New research published in Diabetologia (the journal of the European Association for the Study of Diabetes) shows that use of statins is associated with a 46% increase in the risk of developing diabetes, even after adjustment for confounding factors. The study is by Professor Markku Laakso, Institute of Clinical Medicine, University of Eastern Finland and Kuopio University Hospital, Finland, and colleagues.
Previous studies have suggested an increased risk (of varying levels) of developing diabetes associated with statin use. However, these studies have had limitations: study populations have been selective especially in statin trials which have included participants at high risk of cardiovascular disease. Therefore, the risk of diabetes in clinical trials is likely to differ from that in the general population. Very often in previous studies the diagnosis of diabetes has been based on self-reported diabetes or fasting glucose measurement, leading to an underestimation of the actual numbers of incident diabetes cases.
In this new study, the authors investigated the effects of statin treatment on the risk of type 2 diabetes and deterioration of blood sugar control in 8,749 non-diabetic men in a 6-year follow-up of the population-based Metabolic Syndrome in Men (METSIM) study, based in Kuopio, Finland. The authors also investigated the mechanisms of statin-induced diabetes by evaluating changes in insulin resistance and insulin secretion.
The participants, aged 45-73 years, were followed up for 5.9 years. New diabetes was diagnosed in 625 men with either an oral glucose tolerance test (OGTT), an HbA1c level of 6.5% or higher, or anti-diabetic medication started during the follow-up. Insulin sensitivity and secretion were evaluated.
The researchers found that, after the results were adjusted for age, body mass index (BMI), waist circumference, physical activity, smoking, alcohol intake, family history of diabetes, and beta-blocker and diuretic treatment, patients treated with statins were 46% more likely to develop diabetes than those not treated with statins.
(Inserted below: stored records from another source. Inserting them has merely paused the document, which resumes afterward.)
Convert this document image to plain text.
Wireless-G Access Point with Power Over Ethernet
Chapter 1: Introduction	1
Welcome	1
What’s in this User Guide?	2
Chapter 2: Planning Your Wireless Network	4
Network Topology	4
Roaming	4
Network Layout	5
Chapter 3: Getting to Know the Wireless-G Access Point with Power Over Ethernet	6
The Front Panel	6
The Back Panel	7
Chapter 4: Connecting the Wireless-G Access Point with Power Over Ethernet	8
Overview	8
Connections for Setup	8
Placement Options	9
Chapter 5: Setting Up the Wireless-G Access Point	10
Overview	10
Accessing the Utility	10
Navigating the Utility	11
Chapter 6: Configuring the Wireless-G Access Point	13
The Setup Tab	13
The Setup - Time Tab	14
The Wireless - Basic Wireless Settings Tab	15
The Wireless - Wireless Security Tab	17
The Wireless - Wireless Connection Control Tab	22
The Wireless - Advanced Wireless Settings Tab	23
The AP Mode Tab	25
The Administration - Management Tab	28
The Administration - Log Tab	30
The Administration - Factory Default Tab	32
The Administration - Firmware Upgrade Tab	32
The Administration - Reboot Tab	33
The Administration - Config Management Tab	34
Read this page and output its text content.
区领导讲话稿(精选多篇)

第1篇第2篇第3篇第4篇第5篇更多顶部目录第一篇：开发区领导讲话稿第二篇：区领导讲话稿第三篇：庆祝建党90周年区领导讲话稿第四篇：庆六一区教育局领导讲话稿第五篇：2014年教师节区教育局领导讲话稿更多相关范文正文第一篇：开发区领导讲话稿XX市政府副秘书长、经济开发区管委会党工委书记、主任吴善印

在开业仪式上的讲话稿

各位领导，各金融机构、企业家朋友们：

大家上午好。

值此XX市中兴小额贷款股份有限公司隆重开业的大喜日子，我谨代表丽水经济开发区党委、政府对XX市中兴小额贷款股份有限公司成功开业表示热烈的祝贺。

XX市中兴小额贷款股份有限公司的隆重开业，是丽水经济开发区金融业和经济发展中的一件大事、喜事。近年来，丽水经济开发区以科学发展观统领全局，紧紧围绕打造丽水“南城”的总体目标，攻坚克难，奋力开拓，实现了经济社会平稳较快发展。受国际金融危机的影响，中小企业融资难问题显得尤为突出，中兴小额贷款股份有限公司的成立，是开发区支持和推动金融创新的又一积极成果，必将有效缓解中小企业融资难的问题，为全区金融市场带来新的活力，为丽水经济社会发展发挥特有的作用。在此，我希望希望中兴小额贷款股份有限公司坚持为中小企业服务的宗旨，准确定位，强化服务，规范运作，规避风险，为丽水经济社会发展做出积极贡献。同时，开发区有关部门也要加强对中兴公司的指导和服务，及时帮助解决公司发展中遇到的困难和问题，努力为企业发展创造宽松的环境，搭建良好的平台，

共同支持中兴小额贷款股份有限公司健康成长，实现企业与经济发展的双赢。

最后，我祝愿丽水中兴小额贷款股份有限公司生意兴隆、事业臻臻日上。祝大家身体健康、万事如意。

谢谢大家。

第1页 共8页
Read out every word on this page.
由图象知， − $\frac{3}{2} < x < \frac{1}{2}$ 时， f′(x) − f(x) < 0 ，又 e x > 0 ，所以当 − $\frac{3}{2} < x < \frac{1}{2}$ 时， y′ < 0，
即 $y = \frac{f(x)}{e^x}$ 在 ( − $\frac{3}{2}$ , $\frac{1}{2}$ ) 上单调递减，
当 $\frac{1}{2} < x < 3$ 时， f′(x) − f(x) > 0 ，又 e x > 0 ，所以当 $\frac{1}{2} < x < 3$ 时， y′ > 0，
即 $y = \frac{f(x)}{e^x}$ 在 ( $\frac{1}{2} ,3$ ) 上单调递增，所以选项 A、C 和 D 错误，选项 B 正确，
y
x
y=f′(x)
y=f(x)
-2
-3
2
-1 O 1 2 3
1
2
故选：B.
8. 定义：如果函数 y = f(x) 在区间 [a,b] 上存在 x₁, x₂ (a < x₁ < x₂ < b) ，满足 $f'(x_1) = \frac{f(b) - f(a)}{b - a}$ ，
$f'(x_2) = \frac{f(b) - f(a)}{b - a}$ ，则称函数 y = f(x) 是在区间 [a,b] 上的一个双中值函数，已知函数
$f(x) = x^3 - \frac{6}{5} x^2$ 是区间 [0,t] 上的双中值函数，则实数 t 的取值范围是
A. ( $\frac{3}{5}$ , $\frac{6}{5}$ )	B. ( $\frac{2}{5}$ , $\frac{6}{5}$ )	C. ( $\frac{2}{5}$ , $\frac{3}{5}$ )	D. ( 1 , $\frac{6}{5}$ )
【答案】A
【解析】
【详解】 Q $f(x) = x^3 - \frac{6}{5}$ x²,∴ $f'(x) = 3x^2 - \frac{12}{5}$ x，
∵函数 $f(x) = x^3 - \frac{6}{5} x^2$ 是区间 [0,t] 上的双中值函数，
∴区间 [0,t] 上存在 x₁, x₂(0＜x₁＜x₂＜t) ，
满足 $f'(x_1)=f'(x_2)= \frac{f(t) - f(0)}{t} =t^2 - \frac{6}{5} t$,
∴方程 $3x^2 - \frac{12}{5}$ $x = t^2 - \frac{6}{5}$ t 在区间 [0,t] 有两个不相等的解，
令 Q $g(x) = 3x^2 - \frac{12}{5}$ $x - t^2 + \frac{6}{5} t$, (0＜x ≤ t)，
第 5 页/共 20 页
The risk was dose-dependent for simvastatin and atorvastatin. Statin treatment significantly increased 2-h glucose (2hPG) at follow-up, with a nominally significant increase in fasting glucose (FPG). Insulin sensitivity was decreased by 24% and insulin secretion by 12% in individuals on statin treatment.
Furthermore, decreases in insulin sensitivity and insulin secretion were dose-dependent for simvastatin and atorvastatin. And, after adjustment for all the confounders mentioned above, high-dose simvastatin was associated with a 44% increased risk of developing diabetes , while for low-dose simvastatin the increased risk was 28% and for high-dose atorvastatin the increased risk was 37%. Overall, 29% of participants were taking simvastatin, while 53% were taking atorvastatin.
The authors say "The association of statin use with increased risk of developing diabetes is most likely directly related to statins decreasing both insulin sensitivity and secretion."
Furthermore, they stress that while the size of the study makes their conclusions reliable, the study sample was Caucasian men, so the applicability to women or people of other ethnic origin cannot be confirmed without further research.
They conclude: "Statin therapy was associated with a 46% increased risk of type 2 diabetes after adjustment for confounding factors, suggesting a higher risk of diabetes in the general population than previously reported."